Tronco de miedo, te querrías volcar sobre las olas
pero las raíces te lo impedirán
apresando otro fruto.
Tronco de miedo, las hojas del horror
devorarán toda primavera
entre las huellas siempre mudas de la playa.
Y te acercaste a tu hora última
con los ojos vacíos
y en las manos tu pupila
resplandeció de siete rayos y de siete colores
cuando abriste tu boca a la tormenta.
La voz que habías oído desde un dragón de espera
se enredó entre tus pies
(el hipopótamo se alejaba de ti hacia el pantano)
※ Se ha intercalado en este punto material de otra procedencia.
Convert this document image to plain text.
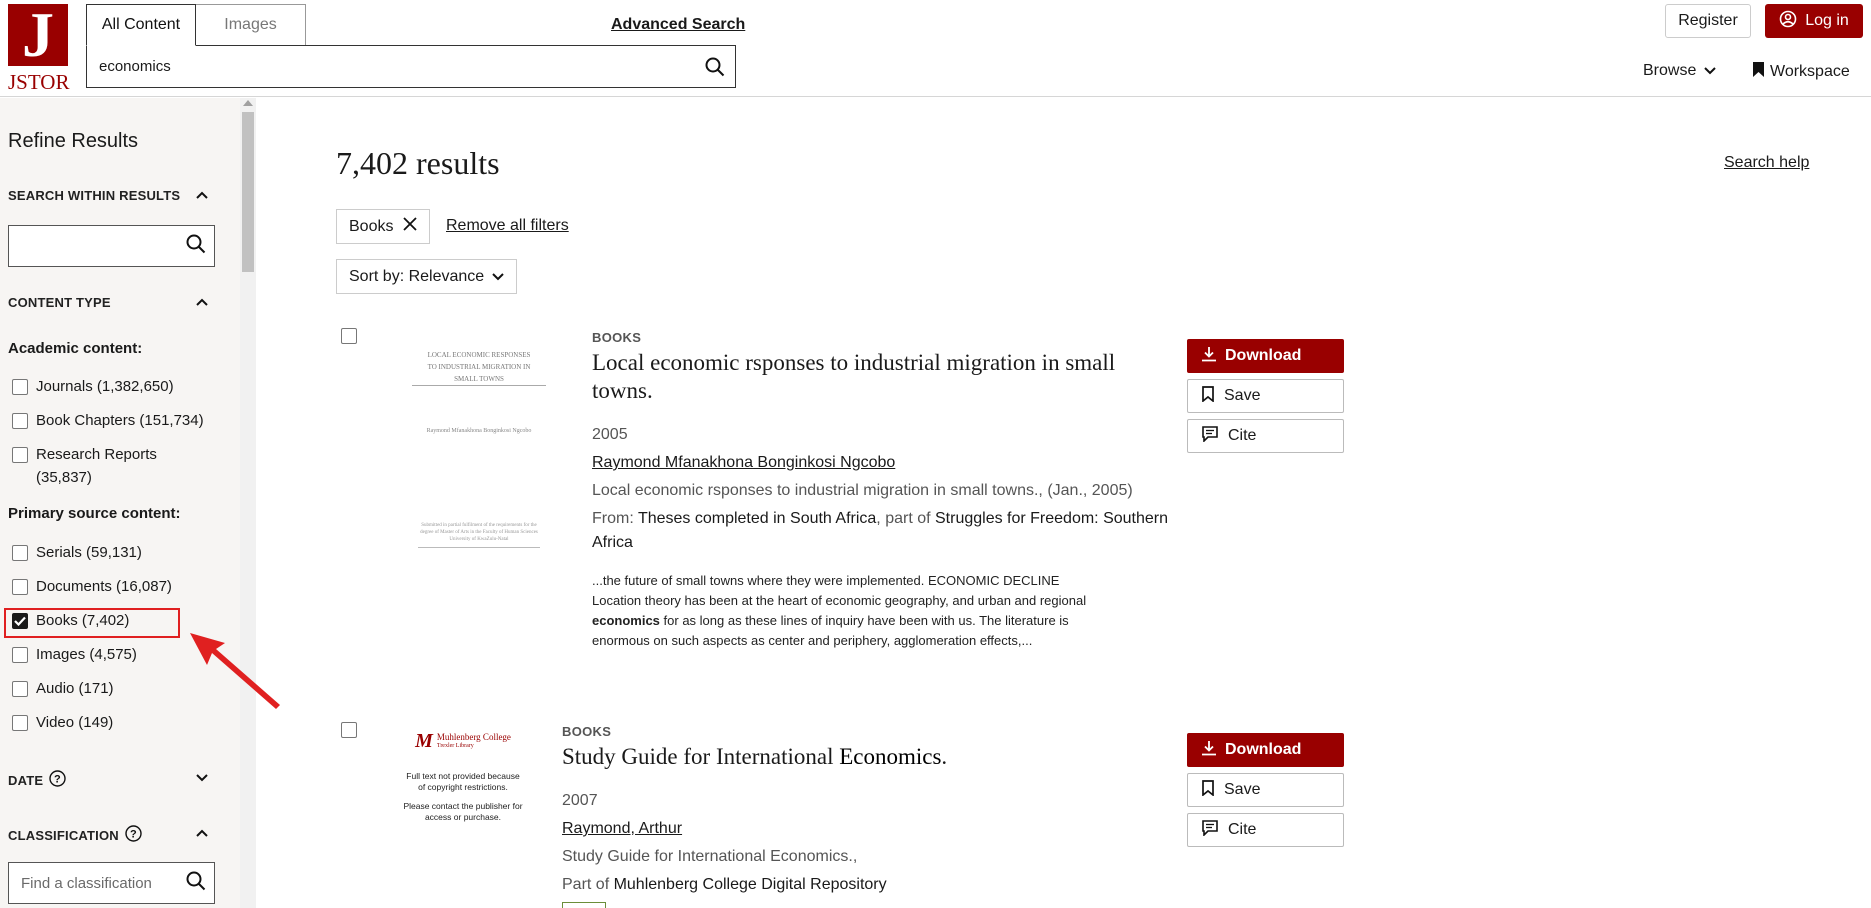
J
JSTOR
All Content	Images	Advanced Search
economics
Register	Log in
Browse	Workspace
Refine Results
SEARCH WITHIN RESULTS
CONTENT TYPE
Academic content:
Journals (1,382,650)
Book Chapters (151,734)
Research Reports (35,837)
Primary source content:
Serials (59,131)
Documents (16,087)
Books (7,402)
Images (4,575)
Audio (171)
Video (149)
DATE ?
CLASSIFICATION ?
Find a classification
7,402 results	Search help
Books	Remove all filters
Sort by: Relevance
LOCAL ECONOMIC RESPONSES TO INDUSTRIAL MIGRATION IN SMALL TOWNS
Raymond Mfanakhona Bonginkosi Ngcobo
Submitted in partial fulfilment of the requirements for the degree of Master of Arts in the Faculty of Human Sciences University of KwaZulu-Natal
BOOKS
Local economic rsponses to industrial migration in small towns.
2005
Raymond Mfanakhona Bonginkosi Ngcobo
Local economic rsponses to industrial migration in small towns., (Jan., 2005)
From: Theses completed in South Africa, part of Struggles for Freedom: Southern Africa
...the future of small towns where they were implemented. ECONOMIC DECLINE Location theory has been at the heart of economic geography, and urban and regional economics for as long as these lines of inquiry have been with us. The literature is enormous on such aspects as center and periphery, agglomeration effects,...
Download
Save
Cite
M Muhlenberg College
Trexler Library
Full text not provided because of copyright restrictions.
Please contact the publisher for access or purchase.
BOOKS
Study Guide for International Economics.
2007
Raymond, Arthur
Study Guide for International Economics.,
Part of Muhlenberg College Digital Repository
Download
Save
Cite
y arrancaste tus orejas y viste
sin Arcángel
la madeja de mentiras
y el vellón de dolor estaba intacto
y en tu grito final
tu sangre huyó de espanto
y sólo viste
un esqueleto azul y otra agonía.
Nocturno
De Clave final (1982)
Noche, puta vigilante,
te canjeo tu ilusión, yo te doy
el contrabando armado por los hombres cada día,
te compro tu mentira.
Yo traiciono tus trampas y atravieso
tu aduana más furtiva.
Yo soy la bestezuela salvaje en tus collares,
yo soy la prostituta y el que no soportó
la pesadilla y huyó y soy
el travesti fantasiado en tus ampollas.
Yo le canto a tu danza de gatos encelados,
soy el trueque de tu gozo,
mi reverso, mi negado
perfil iluminado, mi piel
tres veces acosada en sus fronteras,
mi parcela de sol, mis cercadas
palabras.
Retrato
De El memorial de hombres que me amaron (2012)
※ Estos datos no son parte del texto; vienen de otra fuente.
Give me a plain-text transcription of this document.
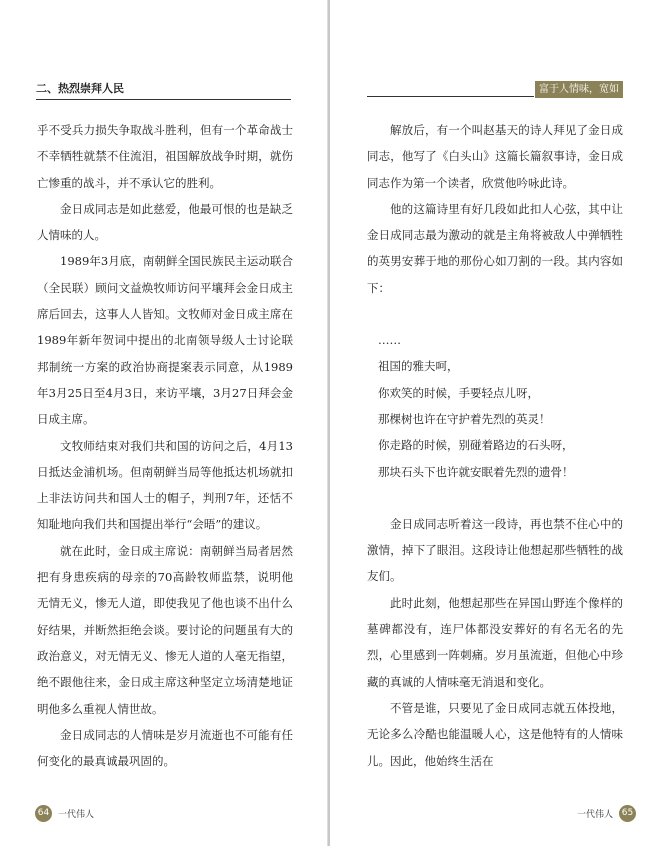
二、热烈崇拜人民

乎不受兵力损失争取战斗胜利，但有一个革命战士不幸牺牲就禁不住流泪，祖国解放战争时期，就伤亡惨重的战斗，并不承认它的胜利。

金日成同志是如此慈爱，他最可恨的也是缺乏人情味的人。

1989年3月底，南朝鲜全国民族民主运动联合（全民联）顾问文益焕牧师访问平壤拜会金日成主席后回去，这事人人皆知。文牧师对金日成主席在1989年新年贺词中提出的北南领导级人士讨论联邦制统一方案的政治协商提案表示同意，从1989年3月25日至4月3日，来访平壤，3月27日拜会金日成主席。

文牧师结束对我们共和国的访问之后，4月13日抵达金浦机场。但南朝鲜当局等他抵达机场就扣上非法访问共和国人士的帽子，判刑7年，还恬不知耻地向我们共和国提出举行“会晤”的建议。

就在此时，金日成主席说：南朝鲜当局者居然把有身患疾病的母亲的70高龄牧师监禁，说明他无情无义，惨无人道，即使我见了他也谈不出什么好结果，并断然拒绝会谈。要讨论的问题虽有大的政治意义，对无情无义、惨无人道的人毫无指望，绝不跟他往来，金日成主席这种坚定立场清楚地证明他多么重视人情世故。

金日成同志的人情味是岁月流逝也不可能有任何变化的最真诚最巩固的。

64 一代伟人
富于人情味，宽如大海

解放后，有一个叫赵基天的诗人拜见了金日成同志，他写了《白头山》这篇长篇叙事诗，金日成同志作为第一个读者，欣赏他吟咏此诗。

他的这篇诗里有好几段如此扣人心弦，其中让金日成同志最为激动的就是主角将被敌人中弹牺牲的英男安葬于地的那份心如刀割的一段。其内容如下：

……
祖国的雅夫呵，
你欢笑的时候，手要轻点儿呀，
那棵树也许在守护着先烈的英灵！
你走路的时候，别碰着路边的石头呀，
那块石头下也许就安眠着先烈的遗骨！

金日成同志听着这一段诗，再也禁不住心中的激情，掉下了眼泪。这段诗让他想起那些牺牲的战友们。

此时此刻，他想起那些在异国山野连个像样的墓碑都没有，连尸体都没安葬好的有名无名的先烈，心里感到一阵刺痛。岁月虽流逝，但他心中珍藏的真诚的人情味毫无消退和变化。

不管是谁，只要见了金日成同志就五体投地，无论多么冷酷也能温暖人心，这是他特有的人情味儿。因此，他始终生活在

一代伟人 65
Mira el espejo en la vidriera
y todo se refleja menos él.
Se refleja su cuerpo, ve
sus ojos, con ojeras, ve
su ropa, puesta con cuidado,
ve que aprendió finalmente
que el mundo es de los otros,
cuidadosamente de los otros, con ojeras
de los otros y esta calle y la Patria
y las reglas de este enfermo,
este suspecto hijo de nadie, este
anónimo en la calle y en la vida
de los otros que no miran
el espejo en que él se mira
entero y está ausente.
Lujuria
De Poeta en el Edén (2012)
La chair est triste, hélas, pero ¿y la fantasía?,
¿y es mental un pecado si usamos los sentidos?
Por los nueve agujeros del cuerpo, como un guía,
un vértigo fue abriendo las llaves del alivio.
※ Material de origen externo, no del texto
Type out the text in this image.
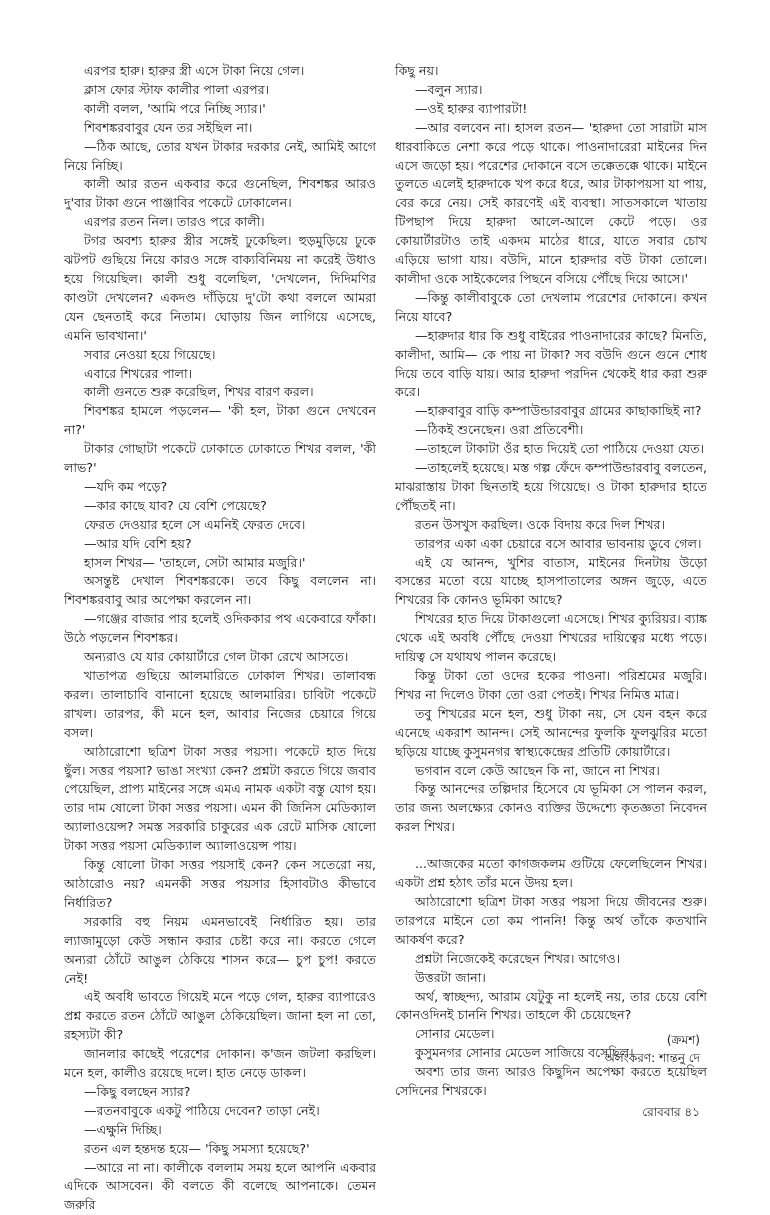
এরপর হারু। হারুর স্ত্রী এসে টাকা নিয়ে গেল।

ক্লাস ফোর স্টাফ কালীর পালা এরপর।

কালী বলল, 'আমি পরে নিচ্ছি স্যার।'

শিবশঙ্করবাবুর যেন তর সইছিল না।

—ঠিক আছে, তোর যখন টাকার দরকার নেই, আমিই আগে নিয়ে নিচ্ছি।

কালী আর রতন একবার করে গুনেছিল, শিবশঙ্কর আরও দু'বার টাকা গুনে পাঞ্জাবির পকেটে ঢোকালেন।

এরপর রতন নিল। তারও পরে কালী।

টগর অবশ্য হারুর স্ত্রীর সঙ্গেই ঢুকেছিল। হুড়মুড়িয়ে ঢুকে ঝটপট গুছিয়ে নিয়ে কারও সঙ্গে বাক্যবিনিময় না করেই উধাও হয়ে গিয়েছিল। কালী শুধু বলেছিল, 'দেখলেন, দিদিমণির কাণ্ডটা দেখলেন? একদণ্ড দাঁড়িয়ে দু'টো কথা বললে আমরা যেন ছেনতাই করে নিতাম। ঘোড়ায় জিন লাগিয়ে এসেছে, এমনি ভাবখানা।'

সবার নেওয়া হয়ে গিয়েছে।

এবারে শিখরের পালা।

কালী গুনতে শুরু করেছিল, শিখর বারণ করল।

শিবশঙ্কর হামলে পড়লেন— 'কী হল, টাকা গুনে দেখবেন না?'

টাকার গোছাটা পকেটে ঢোকাতে ঢোকাতে শিখর বলল, 'কী লাভ?'

—যদি কম পড়ে?

—কার কাছে যাব? যে বেশি পেয়েছে?

ফেরত দেওয়ার হলে সে এমনিই ফেরত দেবে।

—আর যদি বেশি হয়?

হাসল শিখর— 'তাহলে, সেটা আমার মজুরি।'

অসন্তুষ্ট দেখাল শিবশঙ্করকে। তবে কিছু বললেন না। শিবশঙ্করবাবু আর অপেক্ষা করলেন না।

—গঞ্জের বাজার পার হলেই ওদিককার পথ একেবারে ফাঁকা। উঠে পড়লেন শিবশঙ্কর।

অন্যরাও যে যার কোয়ার্টারে গেল টাকা রেখে আসতে।

খাতাপত্র গুছিয়ে আলমারিতে ঢোকাল শিখর। তালাবন্ধ করল। তালাচাবি বানানো হয়েছে আলমারির। চাবিটা পকেটে রাখল। তারপর, কী মনে হল, আবার নিজের চেয়ারে গিয়ে বসল।

আঠারোশো ছত্রিশ টাকা সত্তর পয়সা। পকেটে হাত দিয়ে ছুঁল। সত্তর পয়সা? ভাঙা সংখ্যা কেন? প্রশ্নটা করতে গিয়ে জবাব পেয়েছিল, প্রাপ্য মাইনের সঙ্গে এমএ নামক একটা বস্তু যোগ হয়। তার দাম ষোলো টাকা সত্তর পয়সা। এমন কী জিনিস মেডিক্যাল অ্যালাওয়েন্স? সমস্ত সরকারি চাকুরের এক রেটে মাসিক ষোলো টাকা সত্তর পয়সা মেডিক্যাল অ্যালাওয়েন্স পায়।

কিন্তু ষোলো টাকা সত্তর পয়সাই কেন? কেন সতেরো নয়, আঠারোও নয়? এমনকী সত্তর পয়সার হিসাবটাও কীভাবে নির্ধারিত?

সরকারি বহু নিয়ম এমনভাবেই নির্ধারিত হয়। তার ল্যাজামুড়ো কেউ সন্ধান করার চেষ্টা করে না। করতে গেলে অন্যরা ঠোঁটে আঙুল ঠেকিয়ে শাসন করে— চুপ চুপ! করতে নেই!

এই অবধি ভাবতে গিয়েই মনে পড়ে গেল, হারুর ব্যাপারেও প্রশ্ন করতে রতন ঠোঁটে আঙুল ঠেকিয়েছিল। জানা হল না তো, রহস্যটা কী?

জানলার কাছেই পরেশের দোকান। ক'জন জটলা করছিল। মনে হল, কালীও রয়েছে দলে। হাত নেড়ে ডাকল।

—কিছু বলছেন স্যার?

—রতনবাবুকে একটু পাঠিয়ে দেবেন? তাড়া নেই।

—এক্ষুনি দিচ্ছি।

রতন এল হন্তদন্ত হয়ে— 'কিছু সমস্যা হয়েছে?'

—আরে না না। কালীকে বললাম সময় হলে আপনি একবার এদিকে আসবেন। কী বলতে কী বলেছে আপনাকে। তেমন জরুরি

কিছু নয়।

—বলুন স্যার।

—ওই হারুর ব্যাপারটা!

—আর বলবেন না। হাসল রতন— 'হারুদা তো সারাটা মাস ধারবাকিতে নেশা করে পড়ে থাকে। পাওনাদারেরা মাইনের দিন এসে জড়ো হয়। পরেশের দোকানে বসে তক্কেতক্কে থাকে। মাইনে তুলতে এলেই হারুদাকে খপ করে ধরে, আর টাকাপয়সা যা পায়, বের করে নেয়। সেই কারণেই এই ব্যবস্থা। সাতসকালে খাতায় টিপছাপ দিয়ে হারুদা আলে-আলে কেটে পড়ে। ওর কোয়ার্টারটাও তাই একদম মাঠের ধারে, যাতে সবার চোখ এড়িয়ে ভাগা যায়। বউদি, মানে হারুদার বউ টাকা তোলে। কালীদা ওকে সাইকেলের পিছনে বসিয়ে পৌঁছে দিয়ে আসে।'

—কিন্তু কালীবাবুকে তো দেখলাম পরেশের দোকানে। কখন নিয়ে যাবে?

—হারুদার ধার কি শুধু বাইরের পাওনাদারের কাছে? মিনতি, কালীদা, আমি— কে পায় না টাকা? সব বউদি গুনে গুনে শোধ দিয়ে তবে বাড়ি যায়। আর হারুদা পরদিন থেকেই ধার করা শুরু করে।

—হারুবাবুর বাড়ি কম্পাউন্ডারবাবুর গ্রামের কাছাকাছিই না?

—ঠিকই শুনেছেন। ওরা প্রতিবেশী।

—তাহলে টাকাটা ওঁর হাত দিয়েই তো পাঠিয়ে দেওয়া যেত।

—তাহলেই হয়েছে। মস্ত গল্প ফেঁদে কম্পাউন্ডারবাবু বলতেন, মাঝরাস্তায় টাকা ছিনতাই হয়ে গিয়েছে। ও টাকা হারুদার হাতে পৌঁছতই না।

রতন উসখুস করছিল। ওকে বিদায় করে দিল শিখর।

তারপর একা একা চেয়ারে বসে আবার ভাবনায় ডুবে গেল।

এই যে আনন্দ, খুশির বাতাস, মাইনের দিনটায় উড়ো বসন্তের মতো বয়ে যাচ্ছে হাসপাতালের অঙ্গন জুড়ে, এতে শিখরের কি কোনও ভূমিকা আছে?

শিখরের হাত দিয়ে টাকাগুলো এসেছে। শিখর ক্যুরিয়র। ব্যাঙ্ক থেকে এই অবধি পৌঁছে দেওয়া শিখরের দায়িত্বের মধ্যে পড়ে। দায়িত্ব সে যথাযথ পালন করেছে।

কিন্তু টাকা তো ওদের হকের পাওনা। পরিশ্রমের মজুরি। শিখর না দিলেও টাকা তো ওরা পেতই। শিখর নিমিত্ত মাত্র।

তবু শিখরের মনে হল, শুধু টাকা নয়, সে যেন বহন করে এনেছে একরাশ আনন্দ। সেই আনন্দের ফুলকি ফুলঝুরির মতো ছড়িয়ে যাচ্ছে কুসুমনগর স্বাস্থ্যকেন্দ্রের প্রতিটি কোয়ার্টারে।

ভগবান বলে কেউ আছেন কি না, জানে না শিখর।

কিন্তু আনন্দের তল্পিদার হিসেবে যে ভূমিকা সে পালন করল, তার জন্য অলক্ষ্যের কোনও ব্যক্তির উদ্দেশ্যে কৃতজ্ঞতা নিবেদন করল শিখর।

...আজকের মতো কাগজকলম গুটিয়ে ফেলেছিলেন শিখর। একটা প্রশ্ন হঠাৎ তাঁর মনে উদয় হল।

আঠারোশো ছত্রিশ টাকা সত্তর পয়সা দিয়ে জীবনের শুরু। তারপরে মাইনে তো কম পাননি! কিন্তু অর্থ তাঁকে কতখানি আকর্ষণ করে?

প্রশ্নটা নিজেকেই করেছেন শিখর। আগেও।

উত্তরটা জানা।

অর্থ, স্বাচ্ছন্দ্য, আরাম যেটুকু না হলেই নয়, তার চেয়ে বেশি কোনওদিনই চাননি শিখর। তাহলে কী চেয়েছেন?

সোনার মেডেল।

কুসুমনগর সোনার মেডেল সাজিয়ে বসেছিল।

অবশ্য তার জন্য আরও কিছুদিন অপেক্ষা করতে হয়েছিল সেদিনের শিখরকে।

(ক্রমশ)
অলংকরণ: শান্তনু দে
রোববার ৪১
No es el apelo mudo de la especie en el tiempo
que nos habla de lejos como de un deber último.
Ese goce no tiene ni locura ni exceso,
es el dios de los hijos, el secreto del mundo.
A ti, vieja lujuria, te cometí tan poco
y tanto algunas veces, fui más allá del sexo.
Hubo hombres que me amaron, y el amor no es vicioso,
pero a ti te entregué la otra faz del deseo
donde se desvanecen Actos contra naturam
(cuando yo me perdía en las nalgas de Eros)
y hoy palpo en tus palabras —concupiscencia impúdica—
y mi vicio más íntimo acaba en desenfreno.